Purpose: to create a spaceflight-resistant gel agar that can be poured into petri dishes and then used to sow small seeds
Materials needed: sucrose, LS (Linsmaier Skoog) salts, deionized (DI) water, Phytagel, autoclave, cold (5 °C) storage, (square) petri dishes, glass bottles (>500 mL)
- Measure 3g of sucrose and 2.36g of LS (Linsmaier Skoog) salts into a bottle containing 1L of deionized (DI) water. Stir until homogeneous.
- Measure 5g of Phytagel into a glass bottle.
- Repeat Step 2 for a second bottle.
- Pour 500 mL of the solution from Step 1 into the bottle from Step 2. Then pour the remaining 500 mL of the solution from Step 1 into the bottle from Step 3.

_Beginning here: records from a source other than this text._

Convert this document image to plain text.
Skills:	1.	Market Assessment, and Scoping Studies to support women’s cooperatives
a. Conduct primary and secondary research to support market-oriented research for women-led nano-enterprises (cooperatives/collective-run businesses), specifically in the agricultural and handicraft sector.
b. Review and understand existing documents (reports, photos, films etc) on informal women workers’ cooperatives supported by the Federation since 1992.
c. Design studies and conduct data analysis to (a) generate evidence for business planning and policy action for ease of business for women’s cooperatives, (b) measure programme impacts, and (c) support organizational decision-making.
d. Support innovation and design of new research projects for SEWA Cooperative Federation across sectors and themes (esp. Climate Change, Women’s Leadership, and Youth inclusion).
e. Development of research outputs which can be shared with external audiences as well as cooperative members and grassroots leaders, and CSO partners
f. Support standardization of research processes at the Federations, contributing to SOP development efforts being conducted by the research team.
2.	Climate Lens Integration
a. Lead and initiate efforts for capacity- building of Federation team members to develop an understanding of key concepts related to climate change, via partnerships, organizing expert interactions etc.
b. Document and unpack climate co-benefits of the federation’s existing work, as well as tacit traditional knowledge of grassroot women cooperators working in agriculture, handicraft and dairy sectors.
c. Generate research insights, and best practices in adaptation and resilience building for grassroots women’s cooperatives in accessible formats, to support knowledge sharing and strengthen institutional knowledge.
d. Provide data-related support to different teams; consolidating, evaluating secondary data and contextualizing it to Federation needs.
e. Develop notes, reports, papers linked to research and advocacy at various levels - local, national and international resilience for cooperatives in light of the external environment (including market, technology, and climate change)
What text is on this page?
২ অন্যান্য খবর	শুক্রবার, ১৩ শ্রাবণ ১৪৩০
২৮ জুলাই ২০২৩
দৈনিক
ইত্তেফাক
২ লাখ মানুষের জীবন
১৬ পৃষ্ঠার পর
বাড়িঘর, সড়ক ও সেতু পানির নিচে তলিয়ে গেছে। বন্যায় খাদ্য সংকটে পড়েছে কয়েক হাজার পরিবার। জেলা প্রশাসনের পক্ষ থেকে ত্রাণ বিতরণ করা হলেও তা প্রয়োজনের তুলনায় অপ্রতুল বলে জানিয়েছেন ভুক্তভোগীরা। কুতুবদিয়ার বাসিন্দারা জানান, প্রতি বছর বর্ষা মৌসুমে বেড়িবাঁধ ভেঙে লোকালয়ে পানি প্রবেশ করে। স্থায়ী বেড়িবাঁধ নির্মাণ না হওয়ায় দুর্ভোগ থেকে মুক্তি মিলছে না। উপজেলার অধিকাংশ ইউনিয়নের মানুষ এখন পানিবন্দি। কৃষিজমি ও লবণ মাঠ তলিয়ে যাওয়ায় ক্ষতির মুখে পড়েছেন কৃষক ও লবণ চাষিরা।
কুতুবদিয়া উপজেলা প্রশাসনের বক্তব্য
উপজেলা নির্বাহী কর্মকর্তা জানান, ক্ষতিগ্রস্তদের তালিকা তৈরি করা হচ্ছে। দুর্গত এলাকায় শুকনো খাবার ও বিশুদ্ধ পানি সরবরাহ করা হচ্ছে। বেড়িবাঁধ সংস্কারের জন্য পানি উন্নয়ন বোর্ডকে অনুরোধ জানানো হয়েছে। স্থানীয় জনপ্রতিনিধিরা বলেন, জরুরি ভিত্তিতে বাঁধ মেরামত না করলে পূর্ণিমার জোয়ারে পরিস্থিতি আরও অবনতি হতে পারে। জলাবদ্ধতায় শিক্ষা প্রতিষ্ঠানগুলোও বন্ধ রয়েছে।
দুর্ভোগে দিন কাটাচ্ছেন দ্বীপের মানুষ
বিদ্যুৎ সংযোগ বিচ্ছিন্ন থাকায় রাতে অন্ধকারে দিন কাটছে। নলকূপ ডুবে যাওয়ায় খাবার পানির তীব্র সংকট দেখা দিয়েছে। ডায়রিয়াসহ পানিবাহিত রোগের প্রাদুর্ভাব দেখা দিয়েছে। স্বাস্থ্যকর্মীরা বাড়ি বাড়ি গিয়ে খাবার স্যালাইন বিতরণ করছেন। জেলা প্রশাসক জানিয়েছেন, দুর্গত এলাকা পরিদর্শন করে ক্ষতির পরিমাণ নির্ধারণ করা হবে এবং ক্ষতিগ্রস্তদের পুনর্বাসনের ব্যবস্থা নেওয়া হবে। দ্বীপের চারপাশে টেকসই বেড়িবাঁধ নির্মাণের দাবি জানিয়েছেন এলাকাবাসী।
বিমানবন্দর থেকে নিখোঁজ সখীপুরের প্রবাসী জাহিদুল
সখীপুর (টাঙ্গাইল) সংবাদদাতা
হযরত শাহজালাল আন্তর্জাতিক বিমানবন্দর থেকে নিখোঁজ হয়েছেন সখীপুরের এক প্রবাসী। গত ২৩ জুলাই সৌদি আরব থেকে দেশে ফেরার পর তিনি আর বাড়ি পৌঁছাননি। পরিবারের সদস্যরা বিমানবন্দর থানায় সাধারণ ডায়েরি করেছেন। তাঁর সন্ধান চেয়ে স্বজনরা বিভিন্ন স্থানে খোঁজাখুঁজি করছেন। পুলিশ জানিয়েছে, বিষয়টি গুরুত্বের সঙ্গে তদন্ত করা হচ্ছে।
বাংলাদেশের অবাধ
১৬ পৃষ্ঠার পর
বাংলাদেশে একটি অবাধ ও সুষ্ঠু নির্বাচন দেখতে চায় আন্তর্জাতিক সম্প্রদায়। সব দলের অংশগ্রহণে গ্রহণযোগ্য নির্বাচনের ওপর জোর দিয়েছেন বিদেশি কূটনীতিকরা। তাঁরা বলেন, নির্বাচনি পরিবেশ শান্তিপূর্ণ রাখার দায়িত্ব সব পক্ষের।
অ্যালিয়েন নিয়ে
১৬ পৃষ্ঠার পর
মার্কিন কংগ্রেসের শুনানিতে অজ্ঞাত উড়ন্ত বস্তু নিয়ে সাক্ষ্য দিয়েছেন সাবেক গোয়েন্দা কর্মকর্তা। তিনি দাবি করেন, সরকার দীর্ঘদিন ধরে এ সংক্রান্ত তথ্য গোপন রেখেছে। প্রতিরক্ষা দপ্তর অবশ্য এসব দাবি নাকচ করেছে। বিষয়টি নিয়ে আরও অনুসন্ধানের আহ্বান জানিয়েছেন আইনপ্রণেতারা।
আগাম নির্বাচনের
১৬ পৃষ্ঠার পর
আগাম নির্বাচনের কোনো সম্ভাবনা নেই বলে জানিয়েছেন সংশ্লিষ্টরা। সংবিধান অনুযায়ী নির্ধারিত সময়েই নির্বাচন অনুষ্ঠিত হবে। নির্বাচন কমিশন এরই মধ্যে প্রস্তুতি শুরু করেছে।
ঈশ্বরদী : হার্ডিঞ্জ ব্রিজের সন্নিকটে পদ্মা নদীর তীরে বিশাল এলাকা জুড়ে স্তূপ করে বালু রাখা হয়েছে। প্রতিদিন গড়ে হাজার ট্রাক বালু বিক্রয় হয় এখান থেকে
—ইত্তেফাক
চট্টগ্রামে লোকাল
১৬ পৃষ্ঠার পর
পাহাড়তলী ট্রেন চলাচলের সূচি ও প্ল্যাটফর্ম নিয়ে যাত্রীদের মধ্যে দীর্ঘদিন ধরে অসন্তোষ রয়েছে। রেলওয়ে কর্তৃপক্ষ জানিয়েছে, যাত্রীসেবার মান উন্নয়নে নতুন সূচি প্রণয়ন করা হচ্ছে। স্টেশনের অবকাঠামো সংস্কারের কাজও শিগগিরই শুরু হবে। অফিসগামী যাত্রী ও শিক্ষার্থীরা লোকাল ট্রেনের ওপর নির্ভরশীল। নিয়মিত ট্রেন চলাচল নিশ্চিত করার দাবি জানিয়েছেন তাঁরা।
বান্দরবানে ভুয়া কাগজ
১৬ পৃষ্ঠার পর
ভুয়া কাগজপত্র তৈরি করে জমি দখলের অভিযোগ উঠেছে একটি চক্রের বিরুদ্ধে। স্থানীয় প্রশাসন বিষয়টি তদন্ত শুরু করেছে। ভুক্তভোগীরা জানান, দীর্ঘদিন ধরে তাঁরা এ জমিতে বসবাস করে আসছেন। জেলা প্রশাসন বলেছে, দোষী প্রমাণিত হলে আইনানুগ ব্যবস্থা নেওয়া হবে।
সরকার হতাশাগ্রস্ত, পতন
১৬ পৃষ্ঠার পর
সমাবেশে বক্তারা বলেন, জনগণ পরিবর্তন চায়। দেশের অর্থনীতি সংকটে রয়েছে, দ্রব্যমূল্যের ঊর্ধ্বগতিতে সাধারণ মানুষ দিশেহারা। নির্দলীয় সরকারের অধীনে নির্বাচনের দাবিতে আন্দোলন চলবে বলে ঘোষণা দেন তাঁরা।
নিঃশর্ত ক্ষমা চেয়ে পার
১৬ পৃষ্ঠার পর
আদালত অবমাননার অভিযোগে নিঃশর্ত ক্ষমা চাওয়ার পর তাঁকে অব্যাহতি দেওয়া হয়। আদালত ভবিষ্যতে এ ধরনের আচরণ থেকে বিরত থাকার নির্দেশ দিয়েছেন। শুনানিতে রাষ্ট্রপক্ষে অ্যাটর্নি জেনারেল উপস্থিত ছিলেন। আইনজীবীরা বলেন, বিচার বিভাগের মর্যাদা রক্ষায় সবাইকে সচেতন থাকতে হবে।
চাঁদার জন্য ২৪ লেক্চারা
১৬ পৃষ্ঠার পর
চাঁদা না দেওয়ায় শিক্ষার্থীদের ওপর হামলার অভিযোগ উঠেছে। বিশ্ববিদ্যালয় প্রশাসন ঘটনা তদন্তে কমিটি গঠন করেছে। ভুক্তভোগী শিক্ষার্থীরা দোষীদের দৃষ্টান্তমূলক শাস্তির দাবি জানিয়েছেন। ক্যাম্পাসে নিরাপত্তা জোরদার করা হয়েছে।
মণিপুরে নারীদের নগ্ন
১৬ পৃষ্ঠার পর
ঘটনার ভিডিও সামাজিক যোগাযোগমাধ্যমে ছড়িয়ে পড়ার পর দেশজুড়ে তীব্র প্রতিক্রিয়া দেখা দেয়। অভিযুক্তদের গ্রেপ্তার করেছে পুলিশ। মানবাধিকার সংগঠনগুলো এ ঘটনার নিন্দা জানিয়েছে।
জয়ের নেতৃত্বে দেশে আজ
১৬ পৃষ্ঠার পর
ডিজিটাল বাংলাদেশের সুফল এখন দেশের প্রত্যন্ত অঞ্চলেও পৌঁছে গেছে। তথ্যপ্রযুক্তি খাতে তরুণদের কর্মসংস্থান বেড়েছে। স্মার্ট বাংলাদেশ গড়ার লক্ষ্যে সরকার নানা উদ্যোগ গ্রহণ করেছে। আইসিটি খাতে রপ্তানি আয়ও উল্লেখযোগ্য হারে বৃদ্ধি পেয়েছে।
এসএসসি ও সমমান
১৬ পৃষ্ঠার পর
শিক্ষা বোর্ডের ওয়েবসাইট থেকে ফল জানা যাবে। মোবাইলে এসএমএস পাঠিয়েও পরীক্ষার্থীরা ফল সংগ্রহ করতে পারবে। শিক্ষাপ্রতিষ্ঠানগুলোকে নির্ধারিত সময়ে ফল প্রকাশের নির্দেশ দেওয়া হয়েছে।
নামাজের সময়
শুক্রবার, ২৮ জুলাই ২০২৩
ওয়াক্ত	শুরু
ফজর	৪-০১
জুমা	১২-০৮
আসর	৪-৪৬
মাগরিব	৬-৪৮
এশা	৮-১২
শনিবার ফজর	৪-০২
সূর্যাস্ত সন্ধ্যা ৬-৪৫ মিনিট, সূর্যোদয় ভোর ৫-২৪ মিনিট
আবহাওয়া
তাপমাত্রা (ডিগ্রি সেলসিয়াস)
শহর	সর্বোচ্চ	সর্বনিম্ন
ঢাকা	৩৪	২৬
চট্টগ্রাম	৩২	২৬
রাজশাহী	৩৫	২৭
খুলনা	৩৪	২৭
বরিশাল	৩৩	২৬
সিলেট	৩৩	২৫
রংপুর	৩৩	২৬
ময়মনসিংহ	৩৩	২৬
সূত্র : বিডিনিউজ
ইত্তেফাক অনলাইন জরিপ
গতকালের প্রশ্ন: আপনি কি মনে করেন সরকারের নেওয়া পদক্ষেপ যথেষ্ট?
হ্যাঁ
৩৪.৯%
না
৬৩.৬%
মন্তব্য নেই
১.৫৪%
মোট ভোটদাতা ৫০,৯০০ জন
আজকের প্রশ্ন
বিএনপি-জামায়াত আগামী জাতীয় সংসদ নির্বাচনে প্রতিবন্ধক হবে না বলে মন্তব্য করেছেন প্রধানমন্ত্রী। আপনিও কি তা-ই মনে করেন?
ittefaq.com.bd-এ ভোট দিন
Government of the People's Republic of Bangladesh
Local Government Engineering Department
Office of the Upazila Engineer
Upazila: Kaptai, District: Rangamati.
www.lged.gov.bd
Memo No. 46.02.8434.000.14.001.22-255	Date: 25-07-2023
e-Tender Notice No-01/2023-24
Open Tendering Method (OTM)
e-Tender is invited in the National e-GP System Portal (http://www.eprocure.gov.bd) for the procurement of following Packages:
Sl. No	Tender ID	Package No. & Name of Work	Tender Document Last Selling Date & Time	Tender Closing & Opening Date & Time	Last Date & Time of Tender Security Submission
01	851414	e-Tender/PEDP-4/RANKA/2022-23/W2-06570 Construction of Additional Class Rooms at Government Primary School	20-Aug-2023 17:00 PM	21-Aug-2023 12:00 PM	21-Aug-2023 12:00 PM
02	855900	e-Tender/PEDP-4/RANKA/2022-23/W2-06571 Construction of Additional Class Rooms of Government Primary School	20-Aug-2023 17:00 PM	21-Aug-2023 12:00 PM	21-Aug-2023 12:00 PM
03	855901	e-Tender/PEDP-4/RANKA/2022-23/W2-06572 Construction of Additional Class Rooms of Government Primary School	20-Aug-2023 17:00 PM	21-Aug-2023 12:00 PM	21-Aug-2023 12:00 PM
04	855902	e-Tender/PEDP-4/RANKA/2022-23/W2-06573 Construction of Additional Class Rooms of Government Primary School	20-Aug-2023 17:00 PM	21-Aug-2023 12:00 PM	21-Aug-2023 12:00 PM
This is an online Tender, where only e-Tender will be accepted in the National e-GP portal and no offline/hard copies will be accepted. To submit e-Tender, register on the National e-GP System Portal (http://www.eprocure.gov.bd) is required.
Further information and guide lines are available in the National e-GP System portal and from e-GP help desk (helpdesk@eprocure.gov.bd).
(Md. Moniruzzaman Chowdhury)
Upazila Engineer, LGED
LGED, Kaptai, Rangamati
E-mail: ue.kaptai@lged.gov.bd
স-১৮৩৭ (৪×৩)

- Cap both bottles and autoclave for 30 minutes.
- Remove and let rest/cool for 15 minutes.
- At this point, the bottles may still be hot to the touch, but ready to pour. Use gloves and towels for heat protection while pouring out the media. Observe zones of contamination.
- Deliver 35 mL of solution to a square petri dish. Repeat for as many plates as necessary or until the solution from both bottles is depleted.
- Let the plates set for 20 minutes.
- Tap the side of each plate to confirm the media has set.
- Put lids back on the petri dishes, place them in a sleeve or another secondary container, and store at 5 °C.
Technique learned from the Gilroy Laboratory at the University of Wisconsin-Madison.